Time and frequency have an "Unschärferelation" which mean that you need a certain time to be able to recognize a frequency with a particular certainty for a given precision and a given noisiness. A lot of other answers suggest that getting a whole period will magically allow you to recognize a frequency exactly while less won't. That's nonsense.
Assuming an exact measurement of a sine wave of unknown frequency, phase, and amplitude, three points will determine the sine wave. Those points may be almost arbitrary close.
But that does not answer the question of whether some frequency is part of a complex mixture with noise, and there is no sharp borderline.
As a rule of thumb, the frequency difference you want to be able to distinguish and the time span for examining the signal are indeed inverse, but there is a factor of proportionality coming in as well and also the overall expectation of noise.
The most compact probability distribution for a given energy is a Gaussian, and $\exp(-\pi t^2)$ has as its Fourier transform $\exp(-pi f^2)$. So we have here $\sigma_t^2 \sigma_f^2 = (2\pi)^{-2}$. This is a theoretical lower limit for compactness in time/frequency-space. Distinguishing frequency peaks of close frequencies requires suitably narrow distribution of the information in the frequency domain, requiring appropriately long measurement in the time domain.
A semitone corresponds to a factor of about 1.06, so telling two adjacent semitones at a bass frequency of 35Hz apart well requires a time window with a hand-waving duration of 300ms. In practice, we get along with a lot less because we do the pitch detection mostly on the overtones which have considerably higher frequency.

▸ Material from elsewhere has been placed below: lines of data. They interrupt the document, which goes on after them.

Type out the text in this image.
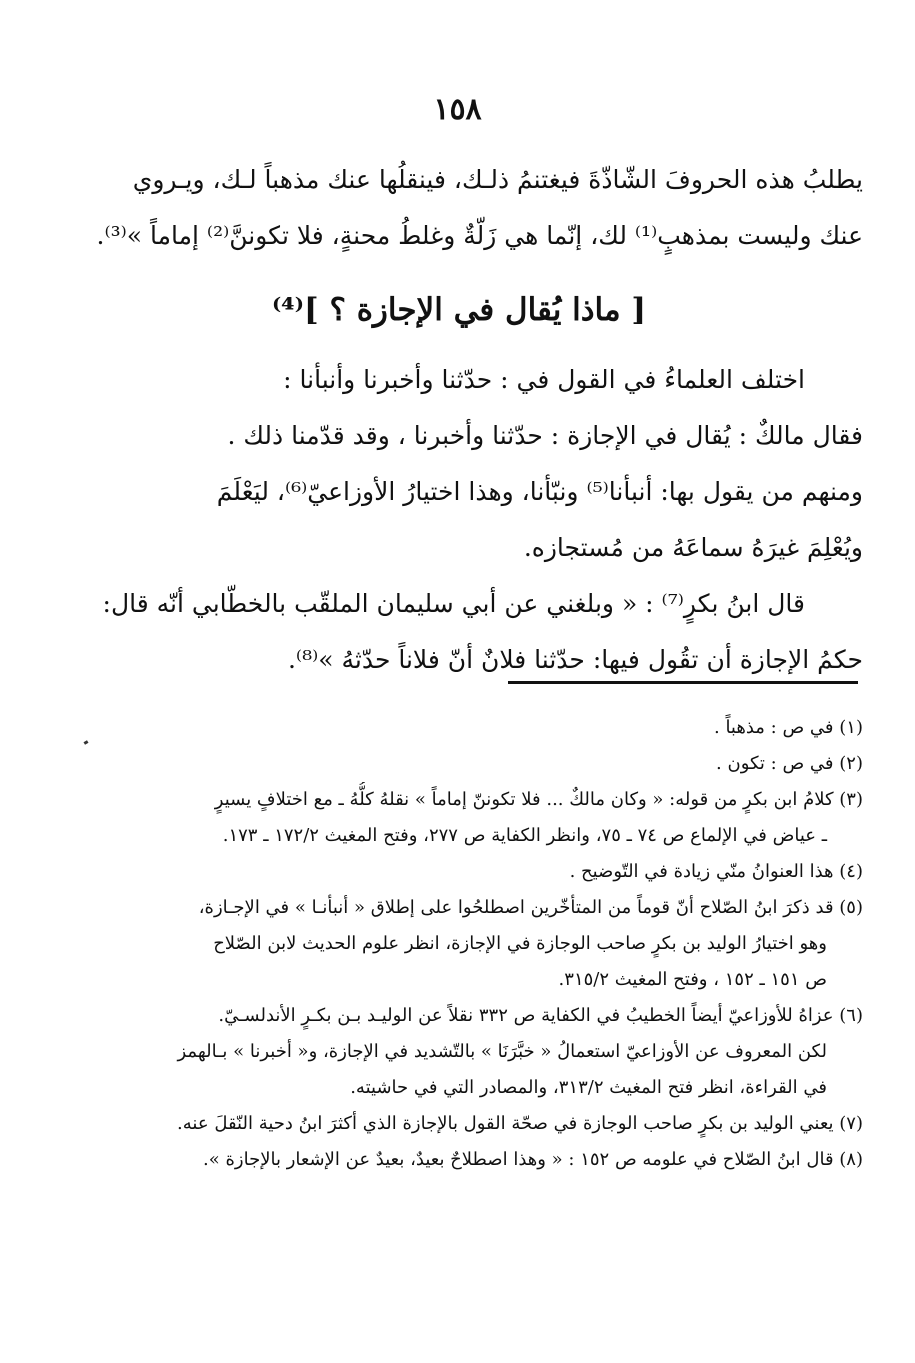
١٥٨
يطلبُ هذه الحروفَ الشّاذّةَ فيغتنمُ ذلـك، فينقلُها عنك مذهباً لـك، ويـروي
عنك وليست بمذهبٍ⁽¹⁾ لك، إنّما هي زَلّةٌ وغلطُ محنةٍ، فلا تكوننَّ⁽²⁾ إماماً »⁽³⁾.
[ ماذا يُقال في الإجازة ؟ ]⁽⁴⁾
اختلف العلماءُ في القول في : حدّثنا وأخبرنا وأنبأنا :
فقال مالكٌ : يُقال في الإجازة : حدّثنا وأخبرنا ، وقد قدّمنا ذلك .
ومنهم من يقول بها: أنبأنا⁽⁵⁾ ونبّأنا، وهذا اختيارُ الأوزاعيّ⁽⁶⁾، ليَعْلَمَ
ويُعْلِمَ غيرَهُ سماعَهُ من مُستجازه.
قال ابنُ بكرٍ⁽⁷⁾ : « وبلغني عن أبي سليمان الملقّب بالخطّابي أنّه قال:
حكمُ الإجازة أن تقُول فيها: حدّثنا فلانٌ أنّ فلاناً حدّثهُ »⁽⁸⁾.
(١) في ص : مذهباً .
(٢) في ص : تكون .
(٣) كلامُ ابن بكرٍ من قوله: « وكان مالكٌ ... فلا تكوننّ إماماً » نقلهُ كلُّهُ ـ مع اختلافٍ يسيرٍ
ـ عياض في الإلماع ص ٧٤ ـ ٧٥، وانظر الكفاية ص ٢٧٧، وفتح المغيث ١٧٢/٢ ـ ١٧٣.
(٤) هذا العنوانُ منّي زيادة في التّوضيح .
(٥) قد ذكرَ ابنُ الصّلاح أنّ قوماً من المتأخّرين اصطلحُوا على إطلاق « أنبأنـا » في الإجـازة،
وهو اختيارُ الوليد بن بكرٍ صاحب الوجازة في الإجازة، انظر علوم الحديث لابن الصّلاح
ص ١٥١ ـ ١٥٢ ، وفتح المغيث ٣١٥/٢.
(٦) عزاهُ للأوزاعيّ أيضاً الخطيبُ في الكفاية ص ٣٣٢ نقلاً عن الوليـد بـن بكـرٍ الأندلسـيّ.
لكن المعروف عن الأوزاعيّ استعمالُ « خبَّرَنَا » بالتّشديد في الإجازة، و« أخبرنا » بـالهمز
في القراءة، انظر فتح المغيث ٣١٣/٢، والمصادر التي في حاشيته.
(٧) يعني الوليد بن بكرٍ صاحب الوجازة في صحّة القول بالإجازة الذي أكثرَ ابنُ دحية النّقلَ عنه.
(٨) قال ابنُ الصّلاح في علومه ص ١٥٢ : « وهذا اصطلاحٌ بعيدٌ، بعيدٌ عن الإشعار بالإجازة ».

But if you use a rather overtone-lacking source of low notes, like an organ subbass windpipe, determining the exact notes in a fast bass run is just no longer possible. Add a mixtur or a reed pipe, and there is no problem whatsoever.
So basically: the higher the notes, and in particular the larger the frequency differences you want to be able to determine, the smaller the time interval you need for being reasonably sure.

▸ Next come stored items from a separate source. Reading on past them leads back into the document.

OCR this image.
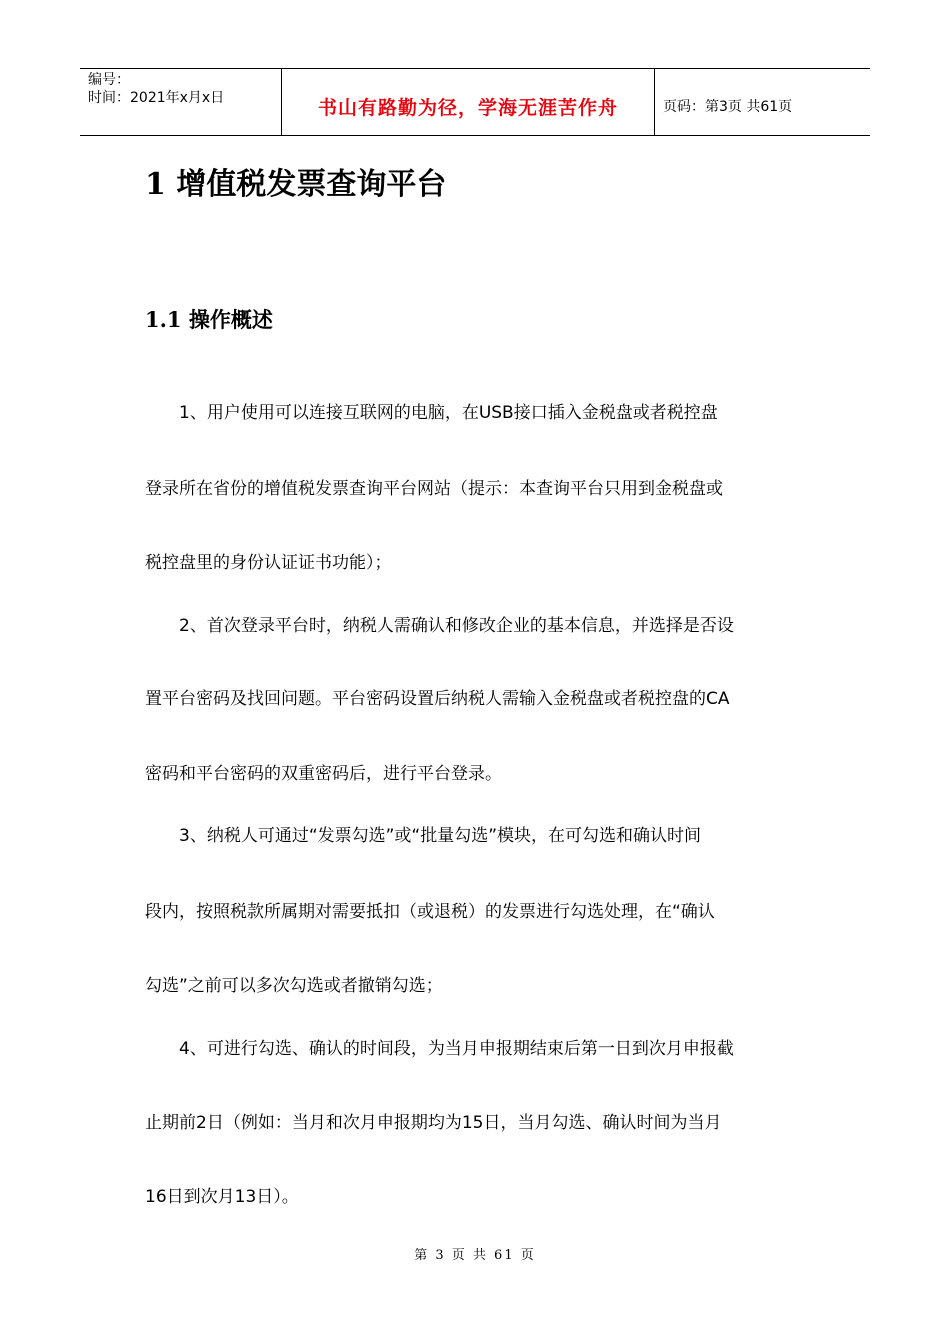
编号：
时间：2021年x月x日	书山有路勤为径，学海无涯苦作舟	页码：第3页 共61页
1 增值税发票查询平台
1.1 操作概述
　　1、用户使用可以连接互联网的电脑，在USB接口插入金税盘或者税控盘
登录所在省份的增值税发票查询平台网站（提示：本查询平台只用到金税盘或
税控盘里的身份认证证书功能）；
　　2、首次登录平台时，纳税人需确认和修改企业的基本信息，并选择是否设
置平台密码及找回问题。平台密码设置后纳税人需输入金税盘或者税控盘的CA
密码和平台密码的双重密码后，进行平台登录。
　　3、纳税人可通过“发票勾选”或“批量勾选”模块，在可勾选和确认时间
段内，按照税款所属期对需要抵扣（或退税）的发票进行勾选处理，在“确认
勾选”之前可以多次勾选或者撤销勾选；
　　4、可进行勾选、确认的时间段，为当月申报期结束后第一日到次月申报截
止期前2日（例如：当月和次月申报期均为15日，当月勾选、确认时间为当月
16日到次月13日）。
第 3 页 共 61 页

A coloratura soprano can stuff as many notes into a phrase as she wants, and you'll hear every single note and how accurate it is (pity that the vowels all sound the same once the fundamental frequency leaves the speech formants behind). A basso profondo singing the same three octaves lower: not so much.
A bass recorder with its lack of overtones: quite a bit worse. Trilling on low notes is pretty pointless for that instrument.
To get back to your original question: half a second is actually sufficient for pretty much all pitch detection tasks. As the time interval shrinks, distinguishing frequency differences becomes harder, and this is spelling trouble first for the low notes where comparatively small frequency differences in Hertz already constitute a semitone of musical difference.